Antitubercular drug-induced liver injury (ATDILI) poses a significant obstacle to successful tuberculosis treatment, including for tuberculous lymphadenitis. Its global incidence varies considerably, typically ranging from 2% to 30%, influenced by factors like patient demographics, co-morbidities, and geographical context. Despite some findings suggesting potentially lower rates in tuberculous lymphadenitis, the inherent hepatotoxic nature of standard anti-TB drugs means the risk remains clinically relevant.

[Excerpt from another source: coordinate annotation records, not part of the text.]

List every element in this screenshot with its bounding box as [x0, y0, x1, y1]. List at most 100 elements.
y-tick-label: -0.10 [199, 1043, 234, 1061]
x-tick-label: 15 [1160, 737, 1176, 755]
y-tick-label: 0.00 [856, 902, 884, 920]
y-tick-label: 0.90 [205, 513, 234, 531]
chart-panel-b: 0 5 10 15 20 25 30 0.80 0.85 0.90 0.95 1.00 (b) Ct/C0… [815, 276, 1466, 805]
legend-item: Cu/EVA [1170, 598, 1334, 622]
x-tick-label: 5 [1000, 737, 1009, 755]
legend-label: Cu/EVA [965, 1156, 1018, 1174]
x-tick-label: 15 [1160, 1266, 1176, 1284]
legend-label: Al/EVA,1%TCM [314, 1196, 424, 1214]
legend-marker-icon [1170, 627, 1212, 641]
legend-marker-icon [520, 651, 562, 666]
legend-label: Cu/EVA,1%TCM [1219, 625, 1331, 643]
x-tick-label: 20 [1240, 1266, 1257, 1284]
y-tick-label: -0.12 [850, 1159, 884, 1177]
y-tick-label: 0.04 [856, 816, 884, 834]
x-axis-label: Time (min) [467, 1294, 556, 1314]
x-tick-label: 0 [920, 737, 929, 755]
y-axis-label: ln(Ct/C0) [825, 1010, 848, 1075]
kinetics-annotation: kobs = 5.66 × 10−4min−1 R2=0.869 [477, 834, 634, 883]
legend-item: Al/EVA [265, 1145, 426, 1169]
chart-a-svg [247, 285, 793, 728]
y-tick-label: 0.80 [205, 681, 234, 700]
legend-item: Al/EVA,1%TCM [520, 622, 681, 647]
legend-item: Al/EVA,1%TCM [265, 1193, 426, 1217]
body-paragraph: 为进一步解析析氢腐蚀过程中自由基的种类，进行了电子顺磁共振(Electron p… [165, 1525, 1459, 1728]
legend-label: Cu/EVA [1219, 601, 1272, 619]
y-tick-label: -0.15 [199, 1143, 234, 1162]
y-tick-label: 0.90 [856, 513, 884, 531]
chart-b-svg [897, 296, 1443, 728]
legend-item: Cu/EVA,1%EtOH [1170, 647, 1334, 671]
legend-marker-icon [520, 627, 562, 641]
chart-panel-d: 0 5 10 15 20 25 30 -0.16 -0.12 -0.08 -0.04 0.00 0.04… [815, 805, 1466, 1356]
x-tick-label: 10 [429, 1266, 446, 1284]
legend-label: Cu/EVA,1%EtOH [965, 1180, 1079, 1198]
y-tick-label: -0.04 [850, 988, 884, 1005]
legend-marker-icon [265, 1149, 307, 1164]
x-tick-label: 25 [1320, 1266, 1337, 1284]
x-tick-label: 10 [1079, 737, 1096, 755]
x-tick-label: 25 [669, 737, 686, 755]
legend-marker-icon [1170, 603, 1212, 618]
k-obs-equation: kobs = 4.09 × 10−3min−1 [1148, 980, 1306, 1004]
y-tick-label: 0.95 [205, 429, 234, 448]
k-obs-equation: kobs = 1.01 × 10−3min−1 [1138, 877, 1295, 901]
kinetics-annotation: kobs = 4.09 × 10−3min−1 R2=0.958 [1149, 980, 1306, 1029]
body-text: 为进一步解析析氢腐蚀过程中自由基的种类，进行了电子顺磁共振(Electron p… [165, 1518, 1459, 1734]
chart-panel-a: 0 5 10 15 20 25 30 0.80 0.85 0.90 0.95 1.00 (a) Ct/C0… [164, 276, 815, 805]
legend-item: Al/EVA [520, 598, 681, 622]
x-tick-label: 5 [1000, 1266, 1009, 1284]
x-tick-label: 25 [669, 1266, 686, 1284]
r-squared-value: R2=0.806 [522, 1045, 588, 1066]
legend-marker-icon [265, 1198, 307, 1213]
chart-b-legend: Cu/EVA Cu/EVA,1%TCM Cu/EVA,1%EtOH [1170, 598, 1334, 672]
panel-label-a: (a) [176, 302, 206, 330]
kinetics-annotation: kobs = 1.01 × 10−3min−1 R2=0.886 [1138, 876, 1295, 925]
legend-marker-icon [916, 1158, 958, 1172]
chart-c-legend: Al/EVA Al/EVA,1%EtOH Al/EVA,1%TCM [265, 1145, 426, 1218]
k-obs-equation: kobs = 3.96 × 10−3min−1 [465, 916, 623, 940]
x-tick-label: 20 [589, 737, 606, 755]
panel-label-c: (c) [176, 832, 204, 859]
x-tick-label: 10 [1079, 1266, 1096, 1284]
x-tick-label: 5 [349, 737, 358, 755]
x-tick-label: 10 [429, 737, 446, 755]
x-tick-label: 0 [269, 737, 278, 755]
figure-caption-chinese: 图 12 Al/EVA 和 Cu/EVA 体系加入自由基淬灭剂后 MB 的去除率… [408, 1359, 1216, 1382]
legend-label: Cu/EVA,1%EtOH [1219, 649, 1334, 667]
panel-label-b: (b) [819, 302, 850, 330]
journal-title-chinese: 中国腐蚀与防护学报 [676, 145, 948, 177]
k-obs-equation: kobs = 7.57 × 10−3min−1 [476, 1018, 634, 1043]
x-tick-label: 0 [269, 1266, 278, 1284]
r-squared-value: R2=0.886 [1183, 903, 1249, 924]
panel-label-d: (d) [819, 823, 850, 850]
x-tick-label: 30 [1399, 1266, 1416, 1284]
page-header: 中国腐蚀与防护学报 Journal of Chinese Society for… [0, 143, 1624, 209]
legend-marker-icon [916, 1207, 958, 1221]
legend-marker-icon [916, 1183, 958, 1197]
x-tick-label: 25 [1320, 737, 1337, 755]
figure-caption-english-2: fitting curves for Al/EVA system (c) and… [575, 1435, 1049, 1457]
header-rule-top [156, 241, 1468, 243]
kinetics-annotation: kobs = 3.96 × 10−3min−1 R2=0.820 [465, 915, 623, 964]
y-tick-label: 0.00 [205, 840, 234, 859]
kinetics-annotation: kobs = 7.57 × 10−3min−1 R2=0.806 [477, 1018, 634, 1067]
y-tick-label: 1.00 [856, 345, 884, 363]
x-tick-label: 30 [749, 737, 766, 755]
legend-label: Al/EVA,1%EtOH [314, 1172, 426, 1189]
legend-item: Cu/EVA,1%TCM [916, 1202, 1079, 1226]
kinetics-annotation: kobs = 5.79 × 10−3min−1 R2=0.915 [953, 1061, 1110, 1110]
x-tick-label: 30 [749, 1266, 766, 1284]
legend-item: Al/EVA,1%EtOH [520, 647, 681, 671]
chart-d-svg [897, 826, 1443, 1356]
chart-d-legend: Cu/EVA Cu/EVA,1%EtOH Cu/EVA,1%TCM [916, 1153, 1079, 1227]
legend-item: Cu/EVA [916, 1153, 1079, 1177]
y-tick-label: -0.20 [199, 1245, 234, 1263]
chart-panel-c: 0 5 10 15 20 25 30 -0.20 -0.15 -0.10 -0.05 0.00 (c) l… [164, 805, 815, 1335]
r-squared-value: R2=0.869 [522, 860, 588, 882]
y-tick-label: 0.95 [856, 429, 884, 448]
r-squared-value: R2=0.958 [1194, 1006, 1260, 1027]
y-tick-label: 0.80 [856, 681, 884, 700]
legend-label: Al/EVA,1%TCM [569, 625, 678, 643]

Key risk factors for ATDILI encompass older age, female gender, pre-existing liver conditions, HIV co-infection, malnutrition, alcoholism, and genetic polymorphisms, particularly in N-acetyltransferase 2 which affects isoniazid metabolism. The mechanisms of injury are drug-specific: isoniazid primarily causes hepatocellular damage via oxidative stress from toxic metabolites, while rifampicin induces cholestasis and endoplasmic reticulum stress, and pyrazinamide is linked to mitochondrial dysfunction. Management involves prompt withdrawal of antitubercular therapy when liver enzyme thresholds are exceeded, followed by careful reintroduction. Challenges are amplified in resource-limited settings due to higher prevalence of risk factors and limited access to consistent monitoring and sophisticated diagnostics. Promising advancements include safer regimens like the 3-month once-weekly isoniazid-rifapentine (3HP) for latent TB, which significantly reduces hepatotoxicity. The development of shorter active TB regimens and novel anti-TB drugs with improved safety profiles further aims to enhance treatment adherence and reduce ATDILI incidence, ultimately improving patient outcomes globally.